On October 18, 2017, Rose was signed by the Washington Redskins to replace an injured Dustin Hopkins. On October 23, he kicked his first field goal from 27 yards out against the Philadelphia Eagles. On November 12, he kicked a career-long 55-yard field goal against the Minnesota Vikings. On December 16, he was waived by the Redskins following the activation of Hopkins off injured reserve.

===Los Angeles Chargers (first stint)===
On December 18, 2017, Rose was claimed off waivers by the Los Angeles Chargers. He played two games for the Chargers in 2017. On April 13, 2018, he was waived by the Chargers.

===New York Jets===
On April 16, 2018, Rose was claimed off waivers by the New York Jets. He was waived by the Jets on May 14, 2018.

===Houston Texans===
On August 16, 2018, Rose was signed by the Houston Texans. He was waived on September 1, 2018.
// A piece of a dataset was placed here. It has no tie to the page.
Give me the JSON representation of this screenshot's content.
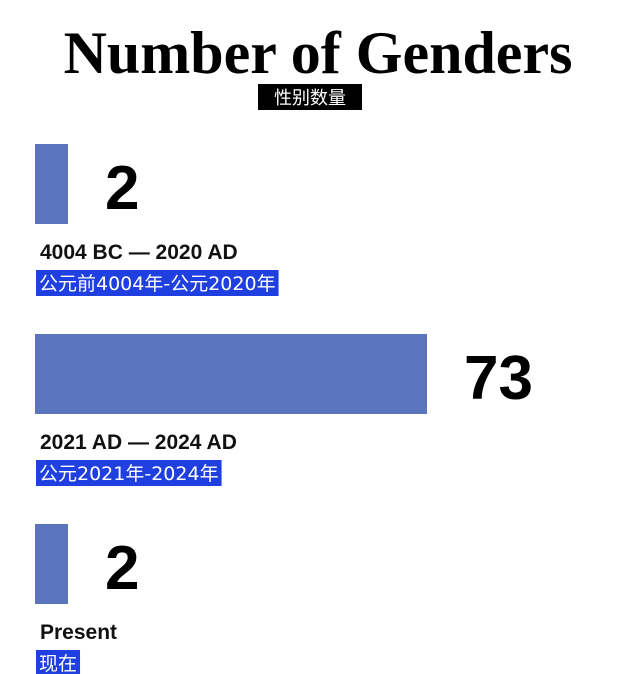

===Los Angeles Chargers (second stint)===
On January 10, 2019, the Chargers signed Rose prior to their playoff game against the Patriots to handle kickoff duties and serve as a backup to kicker Michael Badgley. He was released on January 15, 2019.
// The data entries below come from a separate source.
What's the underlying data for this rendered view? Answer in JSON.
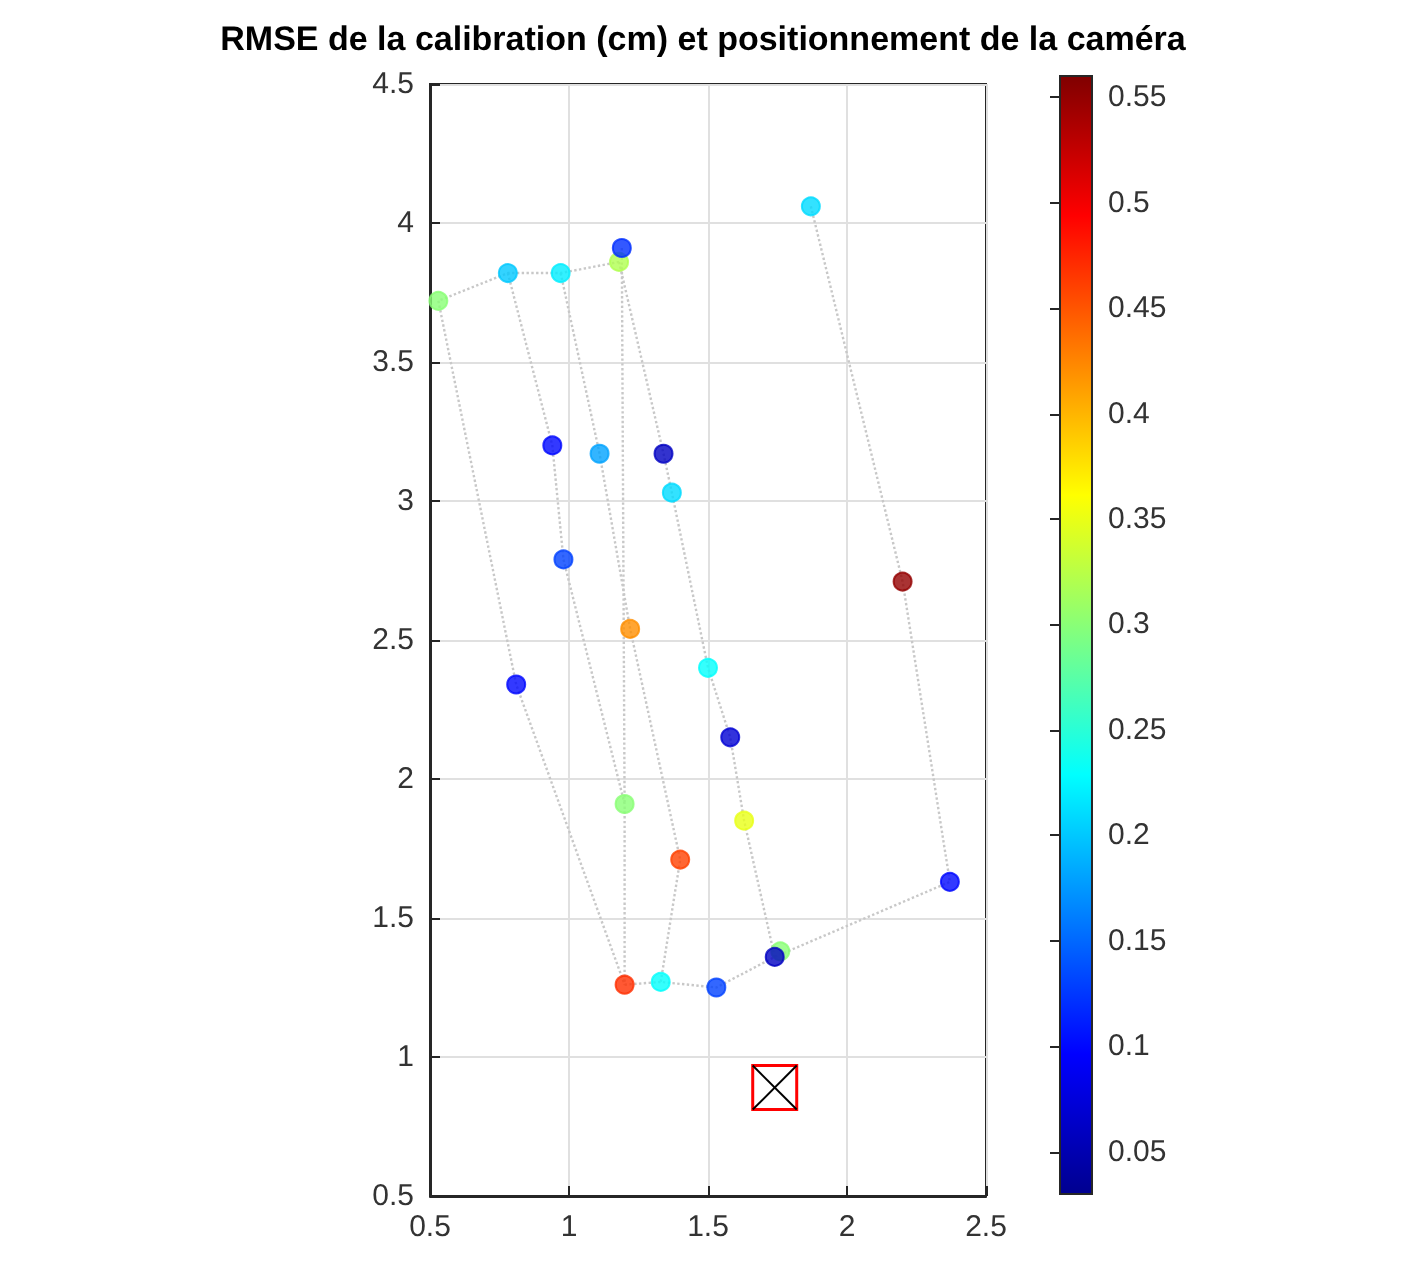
{
  "chart_data": {
    "type": "scatter",
    "title": "RMSE de la calibration (cm) et positionnement de la caméra",
    "xlim": [
      0.5,
      2.5
    ],
    "xticks": [
      0.5,
      1,
      1.5,
      2,
      2.5
    ],
    "ylim": [
      0.5,
      4.5
    ],
    "yticks": [
      0.5,
      1,
      1.5,
      2,
      2.5,
      3,
      3.5,
      4,
      4.5
    ],
    "grid": true,
    "clim": [
      0.03,
      0.56
    ],
    "cticks": [
      0.05,
      0.1,
      0.15,
      0.2,
      0.25,
      0.3,
      0.35,
      0.4,
      0.45,
      0.5,
      0.55
    ],
    "series": [
      {
        "type": "line",
        "color": "#c8c8c8",
        "line_style": "dotted",
        "marker": "none",
        "x": [
          1.18,
          0.97,
          0.78,
          0.53
        ],
        "values": [
          3.86,
          3.82,
          3.82,
          3.72
        ]
      },
      {
        "type": "line",
        "color": "#c8c8c8",
        "line_style": "dotted",
        "marker": "none",
        "x": [
          0.53,
          0.81,
          1.2
        ],
        "values": [
          3.72,
          2.34,
          1.26
        ]
      },
      {
        "type": "line",
        "color": "#c8c8c8",
        "line_style": "dotted",
        "marker": "none",
        "x": [
          0.78,
          0.94,
          0.98,
          1.2,
          1.2
        ],
        "values": [
          3.82,
          3.2,
          2.79,
          1.91,
          1.26
        ]
      },
      {
        "type": "line",
        "color": "#c8c8c8",
        "line_style": "dotted",
        "marker": "none",
        "x": [
          0.97,
          1.11,
          1.22,
          1.4,
          1.33
        ],
        "values": [
          3.82,
          3.17,
          2.54,
          1.71,
          1.27
        ]
      },
      {
        "type": "line",
        "color": "#c8c8c8",
        "line_style": "dotted",
        "marker": "none",
        "x": [
          1.18,
          1.34,
          1.37,
          1.5,
          1.58,
          1.63,
          1.74
        ],
        "values": [
          3.86,
          3.17,
          3.03,
          2.4,
          2.15,
          1.85,
          1.36
        ]
      },
      {
        "type": "line",
        "color": "#c8c8c8",
        "line_style": "dotted",
        "marker": "none",
        "x": [
          1.19,
          1.2
        ],
        "values": [
          3.91,
          1.91
        ]
      },
      {
        "type": "line",
        "color": "#c8c8c8",
        "line_style": "dotted",
        "marker": "none",
        "x": [
          1.2,
          1.33,
          1.53,
          1.74,
          2.37
        ],
        "values": [
          1.26,
          1.27,
          1.25,
          1.36,
          1.63
        ]
      },
      {
        "type": "line",
        "color": "#c8c8c8",
        "line_style": "dotted",
        "marker": "none",
        "x": [
          1.87,
          2.2,
          2.37
        ],
        "values": [
          4.06,
          2.71,
          1.63
        ]
      },
      {
        "type": "scatter",
        "marker": "circle",
        "x": [
          0.53,
          0.78,
          0.97,
          1.18,
          1.19,
          1.87,
          0.94,
          1.11,
          1.34,
          1.37,
          0.98,
          2.2,
          1.22,
          1.5,
          0.81,
          1.58,
          1.2,
          1.63,
          1.4,
          2.37,
          1.76,
          1.74,
          1.2,
          1.33,
          1.53
        ],
        "values": [
          3.72,
          3.82,
          3.82,
          3.86,
          3.91,
          4.06,
          3.2,
          3.17,
          3.17,
          3.03,
          2.79,
          2.71,
          2.54,
          2.4,
          2.34,
          2.15,
          1.91,
          1.85,
          1.71,
          1.63,
          1.38,
          1.36,
          1.26,
          1.27,
          1.25
        ],
        "colors": [
          "#8aff76",
          "#00c8ff",
          "#00eeff",
          "#b0ff50",
          "#002eff",
          "#00dbff",
          "#0007ff",
          "#00a2ff",
          "#0000c2",
          "#00dbff",
          "#0041ff",
          "#930000",
          "#ff8e00",
          "#02fffd",
          "#0007ff",
          "#0000d3",
          "#8aff76",
          "#e9ff16",
          "#ff4100",
          "#0007ff",
          "#8aff76",
          "#0000c2",
          "#ff2e00",
          "#02fffd",
          "#0041ff"
        ],
        "cvalues": [
          0.3,
          0.2,
          0.22,
          0.32,
          0.12,
          0.21,
          0.1,
          0.18,
          0.06,
          0.21,
          0.13,
          0.55,
          0.42,
          0.23,
          0.1,
          0.07,
          0.3,
          0.35,
          0.46,
          0.1,
          0.3,
          0.06,
          0.47,
          0.23,
          0.13
        ]
      },
      {
        "type": "scatter",
        "marker": "square",
        "color": "#ff0000",
        "x": [
          1.74
        ],
        "values": [
          0.89
        ]
      }
    ]
  }
}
===San Antonio Commanders===
On December 27, 2018, Rose signed with the San Antonio Commanders of the Alliance of American Football, but was eventually picked up by the Chargers. Following his release by Los Angeles, he returned to San Antonio on January 20, 2019. The league ceased operations in April 2019.

===New Jersey Generals===
On February 23, 2022, Rose was selected in the 2022 USFL draft by the New Jersey Generals in the 32nd round. This move reunited Rose with former San Antonio Commanders head coach Mike Riley. Rose played in his first game against the Birmingham Stallions in which he made all his PAT attempts but missed two out of his three field goal attempts in the 28–24 loss. He was placed on the inactive/did not report (DNR) list on May 10, 2022.